Here’s how one participant writing in the “Village Voice”, described the Body Electric massage:

"For an alternative to ejaculation that would satisfy the Western urge for climax, Body Electric borrows from contemporary Taoist master Mantak Chia an exercise called the Big Draw. After an extended period of breathing and continuous genital massage, you take a deep breath, clench all your muscles from head to toe, hold the breath for half a minute, and then release it. The combined flooding of breath and erotic energies can trigger a full-body orgasm with profound effects. Some people hallucinate, weep, or have physical contractions that create deep vibrations throughout the body".

Brown says that the mix of gay, straight, and bisexual men who attend the workshop offers an opportunity for men to explore and share equally the healing potential of male erotic energy. "Many men, both gay and straight, are beginning to realize there is more to sex than they have been led to believe," he says. "Exploring erotic energy has always required dealing with cultural taboos. Showing up anywhere to enhance your erotic awareness requires courage. Most men are surprised to find how much more there is to raising erotic energy than sex. By opening their bodies emotionally, spiritually, and sensually, they feel a connection to the divine and many experience for the first time a sense of erotic brotherhood." Brown acknowledges that most men are still in the process of emerging from the erotic closet. "Our workshops create a supportive community space for people to explore the connection between eroticism and spirituality," Brown says.

Getting to the experience of the pure erotic energy means dissolving one's barriers and attachments.

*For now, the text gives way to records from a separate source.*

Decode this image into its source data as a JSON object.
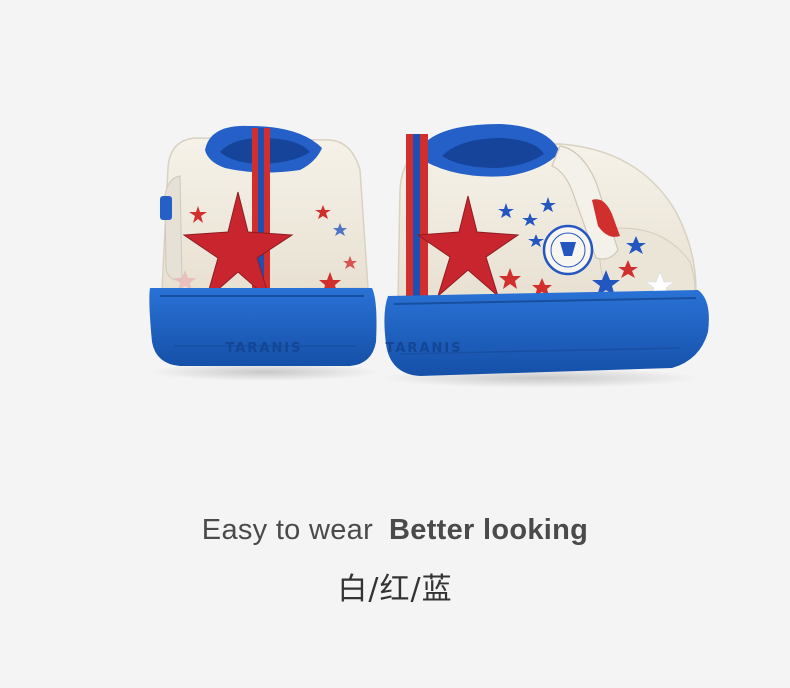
{
  "photo": {
    "subject_icon": "shoe-pair-photo",
    "colors": {
      "upper": "#f1ece1",
      "sole": "#1f66c9",
      "sole_dark": "#1550a8",
      "red": "#d12e2e",
      "blue_star": "#2456c0",
      "background": "#f4f4f4"
    },
    "sole_brand_left": "TARANIS",
    "sole_brand_right": "TARANIS"
  },
  "tagline": {
    "light": "Easy to wear",
    "bold": "Better looking"
  },
  "colors_text": "白/红/蓝"
}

Carla Timmons, coordinator of the women's workshop in Oakland, spoke about the process: "The safety is essential so that the group can deal with each other. The exercises layer upon one another, and we start with building community and trust and getting to know one another face to face and eye to eye. As the group comfort level builds, you go deeper and deeper and deeper; as the layers of armor go, so go the layers of clothing."

Graduates of the workshop are said to experience more ecstasy in their lives and to be much more present about who they are in the world. More confident and conscious of their erotic selves, they can approach their relationships less from a place of need and with a greater capacity to give and receive.